Box Office Guy

Patrick Reardon

There's only one new wide release this weekend. Is that because all the other studios are afraid to open up against Sony's Gina Rodriguez action thriller "Miss Bala?" No, it's merely because studios are still nervous about opening new movies on Super Bowl weekend.

For years movie studios treated Super Bowl weekend like a sacred cow that they didn't dare challenge. Throughout the 80s and 90s some of the cinematic classics that opened up on Super Bowl weekend include "Children of the Corn II," "Car 54, Where Are You?," "Highlander 3," "Big Bully" and the Spice Girls' magnum opus "Spice World." But starting in 2008 Hollywood came to the realization that maybe the Super Bowl wasn't something that had to be avoided at all costs:

2008 - "Hannah Montana" ($31.1m opening)
2009 - "Taken" ($24.7m opening)
2010 - "Dear John" ($30.5m opening)
2012 - "The Woman in Black" ($20.9m opening)
2012 - "Chronicle" ($22m opening)
2014 - "Warm Bodies" ($20.4m opening)

Look, empiric proof that counter-programming and targeting young audiences (who aren't as enamored of the NFL compared to older generations) can work on Super Bowl weekend! And "Taken" even proved that a studio could open a male skewing action film and achieve success. But over the last five years Hollywood has gone back to their old ways (over the past five years no films have opened north of $13m). Why? You were making such progress. Let's dispel a couple myths about Super Bowl weekend.

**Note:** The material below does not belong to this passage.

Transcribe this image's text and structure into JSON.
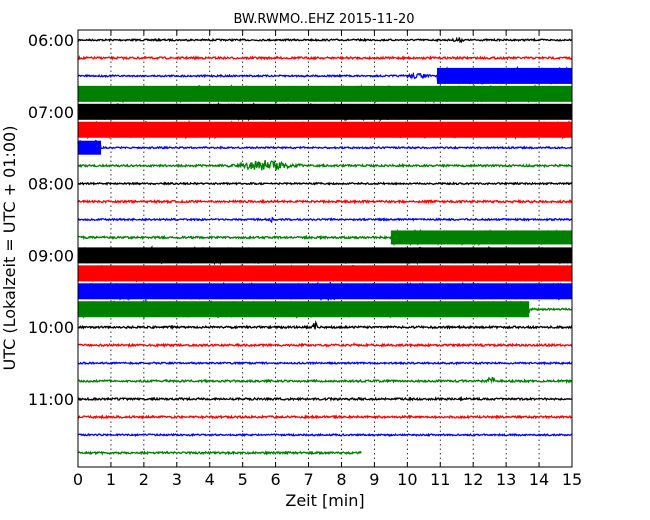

Myth 1: Movies Will Get Killed Head-to-Head Against the Super Bowl

This would be true if movies truly went "head-to-head" with the Super Bowl. But they don't. The Super Bowl kicks off at 6:30 pm (eastern). The vast majority of film going in the United States takes place on Friday night and all day Saturday (especially for family films which are heavy on matinees). Roughly 75% of the country lives in the eastern and central times zones so at worst the Super Bowl affects Sunday night showings in those two regions (which aren't all that busy to begin with). And the 3:30 pm kickoff time doesn't kill Sunday movie-going on the west coast. Trust me, I've spent several Super Bowl Sundays where I've gone to a late morning or mid-day movie and still saw the game in its entirety (and I definitely wasn't alone in those movie theaters).

Myth 2: EVERYBODY Watches The Super Bowl

If you're a big football fan (or related to one) or you live in a genuine football town it may seem like everybody watches the Super Bowl. But let's so some quick math. According to recent figure there are approximately 326 million people living in the United States. Per Nielsen ratings, roughly 103.4 million people watched all or some of the Philadelphia Eagles victory over the New England Patriots in last years Super Bowl. That means that last year while Nick Foles was lighting up the Pats roughly 68% of the country's population was doing something else. They might have been working, napping or….going to the movies. My point is that if there was a hotly anticipated movie coming out this weekend there are plenty of people who would opt to go to the cinema rather than watching the Rams battle the Pats. It's a genuine missed opportunity and Hollywood definitely left a lot of money on the table this weekend.

So with the big studios essentially sitting this weekend out I expect that box office receipts will be low. When factoring in the frigid weather throughout large swaths of the country and the lack of interest in "Miss Bala" this could be one of the weakest box office weekends we've seen in a while, so I plan to stack my lineup with "Glass" and some Oscar hopefuls as fillers.

Last but not least, Super Bowl predictions:

Winner: Patriots 31-27 (I hope I'm wrong)
MVP: Tom Brady
Number of Times Tony Romo Says ‘Gee Willikers' (or the equivalent): 233
Best Movie Commercial: "Hobbs & Shaw"
Will Netflix Drop a Big Surprise After The Game?: Yes
Will It Be Worse Than "The Cloverfield Paradox?": Not Possible

Weekend Picks

My picks for this weekend's top 5 in total box office (this week's cost in FML Bux in parentheses):

  1. Glass (FB$215)
  2. The Upside (FB$203)
  3. Miss Bala (FB$158)
  4. Green Book (FB$102)
  5. Spider-Man: Into the Spider-Verse (FB$99)

Bonus Pick of the Week: "Bohemian Rhapsody" (FB$38) It's tough to pick a bonus movie this week without accurate theater counts (unavailable at the time I was writing this column). On such a sleepy box office weekend I expect the bonus will come from one of the four available Oscar flicks ("Bohemian Rhapsody," The "Favourite," "Vice," and "Green Book"). Watch the theater counts carefully. If the theater counts for these films all remain flat then I think the resilient Queen biopic will provide the best value at FB$38.

Coming Attractions

With the Super Bowl in the collective rearview mirror there is a full slate of new releases planned for next weekend. "The LEGO Movie 2: The Second Part" should be the big winner next weekend while another trio of rookies ("Cold Pursuit," "The Prodigy," and "What Men Want") will try to carve out some legit business of their own.